Date: | August 15, 2006 / year-entry #276 |
Tags: | non-computer |
Orig Link: | https://blogs.msdn.microsoft.com/oldnewthing/20060815-10/?p=30103 |
Comments: | 9 |
Summary: | One of my friends introduced me to Bill Monk, which is like PayPal but without the money. You and your friends sign up, and then you can let the site keep track of who owe whom how much. Of course, whether this is useful to you depends on how you and your friends actually deal... |
One of my friends introduced me to Bill Monk, which is like PayPal but without the money. You and your friends sign up, and then you can let the site keep track of who owe whom how much. Of course, whether this is useful to you depends on how you and your friends actually deal with money and small debts. With some of my friends, we use the "It'll all even out in the end" strategy. We'll take turns paying for dinner and events based on the "I think it's my turn" honor system. With another group of friends, the bills are neatly tabulated and reckonings sent out by email for settlement. They use this system since they've known each other since college (I joined later), back when money was in short supply, and in order to accommodate group members of varying financial means. For this group, Bill Monk works great (and replaces a similar system some of us had set up to do exactly this). |
Comments (9)
Comments are closed. |
Too bad IOU.COM was taken (^_^)
My friend and I kept talking about making exactly this, but now that you point it out I don’t have to do the development. Thanks.
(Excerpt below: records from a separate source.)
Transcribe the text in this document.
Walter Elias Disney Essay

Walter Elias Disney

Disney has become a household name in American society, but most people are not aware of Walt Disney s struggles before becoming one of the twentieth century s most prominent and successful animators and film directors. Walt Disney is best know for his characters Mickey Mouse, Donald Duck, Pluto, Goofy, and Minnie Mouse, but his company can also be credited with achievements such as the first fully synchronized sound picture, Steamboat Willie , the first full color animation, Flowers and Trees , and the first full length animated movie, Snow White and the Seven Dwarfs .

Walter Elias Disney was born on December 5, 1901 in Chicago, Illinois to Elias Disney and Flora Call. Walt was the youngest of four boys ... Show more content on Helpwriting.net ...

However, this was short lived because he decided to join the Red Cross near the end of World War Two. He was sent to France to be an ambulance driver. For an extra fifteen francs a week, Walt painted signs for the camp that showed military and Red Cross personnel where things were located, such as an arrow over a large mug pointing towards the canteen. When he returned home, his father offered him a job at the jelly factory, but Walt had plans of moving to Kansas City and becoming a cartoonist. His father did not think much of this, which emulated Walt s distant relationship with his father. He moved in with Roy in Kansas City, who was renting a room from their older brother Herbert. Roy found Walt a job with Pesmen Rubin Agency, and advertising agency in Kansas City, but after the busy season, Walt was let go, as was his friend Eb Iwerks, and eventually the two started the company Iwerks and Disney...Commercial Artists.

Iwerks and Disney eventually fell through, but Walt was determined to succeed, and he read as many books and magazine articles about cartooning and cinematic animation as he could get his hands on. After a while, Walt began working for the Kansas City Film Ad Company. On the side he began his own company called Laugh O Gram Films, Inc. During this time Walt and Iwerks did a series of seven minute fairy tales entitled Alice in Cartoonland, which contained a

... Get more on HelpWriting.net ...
Me and my friends do the honor system too until we noticed one guy that never seemed to pay… ever… so we stopped inviting him to come to lunch with us. Problem solved.
My favorite method of paying the dinner bill is credit card roulette. Everyone puts a card in the hat and you let the waitress pick the winner!
Came across another one of these: http://www.roomind.us/ . I haven’t used it though cause my friends are already on billmonk.
Google Video has the BillMonk founders at a Google Talk two months ago that some might find interesting.
http://video.google.com/videoplay?docid=-5389759860995489467&hl=en
Hmm..nice site.
I’m the co-founder of BillMonk. Raymond, thanks for the kind words! We couldn’t agree more that BillMonk helps many, but not all, social money situations. If you have a system that already works for you, that’s great. As to BlakeHandler’s comment about iou.com being taken… a lot of the obvious domain names were taken, which in retrospect was a good thing because it forced us to pick what I think is a more fun name. (It’s also a nod to our favorite watering hole, the Stumbling Monk bar in the Capitol Hill area of Seattle).
When I start caring that a friend owes me ten bucks, please shoot me.